Never miss a local story.
“We were used to a bit more of an urban feel,” Tyler said last week. “And we knew there would be some differences, living in an alley.”
But not this.
When they moved in, the alley was dirt and loose stone, so the Arguellos recently paid to install stone pavers for the portion of the alley in front of their home. Think about that: would you pay for the street in front of your house to be paved?
Traffic in the alley is surprisingly heavy, from cars to utility trucks to UPS vehicles. And drivers speed down the narrow alley; the Arguellos and their children have had some close calls.

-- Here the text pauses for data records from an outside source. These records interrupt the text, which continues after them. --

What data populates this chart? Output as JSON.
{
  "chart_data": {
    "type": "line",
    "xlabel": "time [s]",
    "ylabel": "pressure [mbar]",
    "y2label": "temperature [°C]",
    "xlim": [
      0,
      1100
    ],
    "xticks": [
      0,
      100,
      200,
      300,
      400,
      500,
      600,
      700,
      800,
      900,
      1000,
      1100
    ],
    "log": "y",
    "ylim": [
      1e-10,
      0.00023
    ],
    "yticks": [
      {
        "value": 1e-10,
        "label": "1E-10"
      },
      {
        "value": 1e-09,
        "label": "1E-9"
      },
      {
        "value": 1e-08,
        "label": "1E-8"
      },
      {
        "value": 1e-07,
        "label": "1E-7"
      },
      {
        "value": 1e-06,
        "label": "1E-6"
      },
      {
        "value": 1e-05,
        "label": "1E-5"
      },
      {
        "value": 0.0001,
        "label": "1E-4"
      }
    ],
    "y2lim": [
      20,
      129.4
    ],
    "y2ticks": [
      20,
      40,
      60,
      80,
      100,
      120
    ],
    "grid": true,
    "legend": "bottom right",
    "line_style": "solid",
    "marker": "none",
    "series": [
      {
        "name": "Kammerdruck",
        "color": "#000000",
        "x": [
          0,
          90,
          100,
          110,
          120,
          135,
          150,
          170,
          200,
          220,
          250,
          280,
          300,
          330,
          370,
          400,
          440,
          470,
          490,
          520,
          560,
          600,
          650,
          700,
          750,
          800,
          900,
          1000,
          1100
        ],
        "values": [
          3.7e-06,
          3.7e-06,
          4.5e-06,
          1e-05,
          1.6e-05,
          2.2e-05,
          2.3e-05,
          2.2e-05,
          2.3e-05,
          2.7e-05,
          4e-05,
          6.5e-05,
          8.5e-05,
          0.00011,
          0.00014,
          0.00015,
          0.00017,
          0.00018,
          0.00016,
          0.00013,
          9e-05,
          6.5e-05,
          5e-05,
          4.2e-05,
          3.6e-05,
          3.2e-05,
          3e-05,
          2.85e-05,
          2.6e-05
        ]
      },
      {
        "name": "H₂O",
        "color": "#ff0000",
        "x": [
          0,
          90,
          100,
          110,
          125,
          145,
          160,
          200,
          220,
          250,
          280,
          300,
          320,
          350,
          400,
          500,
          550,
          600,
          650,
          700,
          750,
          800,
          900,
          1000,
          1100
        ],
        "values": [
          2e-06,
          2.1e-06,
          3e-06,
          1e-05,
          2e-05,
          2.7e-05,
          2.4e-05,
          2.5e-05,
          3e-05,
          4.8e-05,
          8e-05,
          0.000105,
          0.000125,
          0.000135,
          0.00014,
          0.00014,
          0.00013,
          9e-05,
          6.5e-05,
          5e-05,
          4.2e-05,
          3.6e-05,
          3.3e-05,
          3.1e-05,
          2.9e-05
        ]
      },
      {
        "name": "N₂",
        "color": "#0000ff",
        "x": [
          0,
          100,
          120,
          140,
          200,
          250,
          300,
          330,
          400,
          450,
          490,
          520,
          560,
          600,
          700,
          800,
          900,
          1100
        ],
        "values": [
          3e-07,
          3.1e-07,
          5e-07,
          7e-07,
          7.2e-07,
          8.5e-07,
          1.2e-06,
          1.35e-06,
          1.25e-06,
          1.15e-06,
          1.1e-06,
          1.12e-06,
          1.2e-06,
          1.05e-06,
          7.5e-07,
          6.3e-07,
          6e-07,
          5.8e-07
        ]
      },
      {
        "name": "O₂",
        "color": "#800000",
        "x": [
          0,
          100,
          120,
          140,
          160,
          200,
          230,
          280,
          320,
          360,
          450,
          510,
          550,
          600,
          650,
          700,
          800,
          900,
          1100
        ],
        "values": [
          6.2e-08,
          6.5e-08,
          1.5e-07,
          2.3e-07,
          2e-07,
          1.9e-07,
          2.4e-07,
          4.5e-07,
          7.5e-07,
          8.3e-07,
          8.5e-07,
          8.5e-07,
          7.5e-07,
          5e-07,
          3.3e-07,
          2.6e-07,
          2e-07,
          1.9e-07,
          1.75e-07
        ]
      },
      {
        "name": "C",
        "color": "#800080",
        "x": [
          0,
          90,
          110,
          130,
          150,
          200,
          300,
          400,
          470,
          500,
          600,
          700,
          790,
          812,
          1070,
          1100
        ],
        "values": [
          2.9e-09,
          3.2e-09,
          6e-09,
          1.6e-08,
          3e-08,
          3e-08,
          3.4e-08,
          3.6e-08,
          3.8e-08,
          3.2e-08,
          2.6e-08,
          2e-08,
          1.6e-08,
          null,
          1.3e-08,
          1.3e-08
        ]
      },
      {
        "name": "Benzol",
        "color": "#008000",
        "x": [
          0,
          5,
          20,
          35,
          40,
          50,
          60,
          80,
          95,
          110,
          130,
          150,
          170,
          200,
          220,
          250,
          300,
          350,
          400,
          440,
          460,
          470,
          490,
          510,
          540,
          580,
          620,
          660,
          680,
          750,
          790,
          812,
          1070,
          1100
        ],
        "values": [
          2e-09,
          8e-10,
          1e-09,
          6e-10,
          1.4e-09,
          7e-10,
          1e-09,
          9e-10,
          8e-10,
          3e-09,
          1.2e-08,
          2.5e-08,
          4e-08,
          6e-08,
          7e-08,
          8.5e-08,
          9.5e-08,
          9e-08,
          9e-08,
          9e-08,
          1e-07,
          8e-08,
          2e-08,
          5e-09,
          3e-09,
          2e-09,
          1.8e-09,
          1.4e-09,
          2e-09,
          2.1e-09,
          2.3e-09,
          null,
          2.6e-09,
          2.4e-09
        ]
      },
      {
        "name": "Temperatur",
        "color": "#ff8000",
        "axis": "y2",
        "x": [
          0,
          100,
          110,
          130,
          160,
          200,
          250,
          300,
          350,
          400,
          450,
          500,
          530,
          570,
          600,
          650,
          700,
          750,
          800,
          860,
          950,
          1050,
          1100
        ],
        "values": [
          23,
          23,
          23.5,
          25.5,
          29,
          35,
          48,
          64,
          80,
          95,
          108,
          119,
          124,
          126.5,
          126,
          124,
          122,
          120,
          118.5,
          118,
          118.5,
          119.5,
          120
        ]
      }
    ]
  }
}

There aren’t streetlights in the alley, so the Arguellos installed flood lights in front of their home. They also take care of cutting back weeds and grass in the alley.
Tyler has found needles, empty beer cans, condoms and cigarette butts in front of their home. One harrowing morning, when Juan Carlos opened the garage door to leave for work, a man who had been sleeping against the door fell into the garage.
“We’re not ‘Not In My Backyard’ people,” said Tyler, who teaches social work at California State University, Sacramento. “But it’s a problem when there are used needles lying around.”
Some of these stories are common in downtown and midtown. And there are people who live in alleys in the central city who don’t encounter the same challenges. Perhaps some of the Arguellos’ situation can be attributed to their isolated location: their alley is close to the railroad tracks and in an area frequented by homeless people.
To help limit the challenges, the Arguellos asked the city to place gates at both ends of the alley, as the city has done with some other alleys. That action requires support from a majority of adjacent residents. But the Arguellos didn’t get that support, perhaps due to lingering resentment about the home’s construction.
Still, Councilman Steve Hansen – a downtown dweller who represents midtown – said he’s working on getting gates and making the alley safer.
The city has named the central city alleys and is talking about reviving its focus on promoting development in the pathways, a focus that was shelved during the recession. But so far, at least in the case of Blues Alley, the city’s support of its alley-dwellers has fallen short, Tyler argues.
“I wouldn’t want my neighbors whose homes face the street to find needles and condoms in front of their homes all the time,” he said. “We’re the ones dealing with these things.”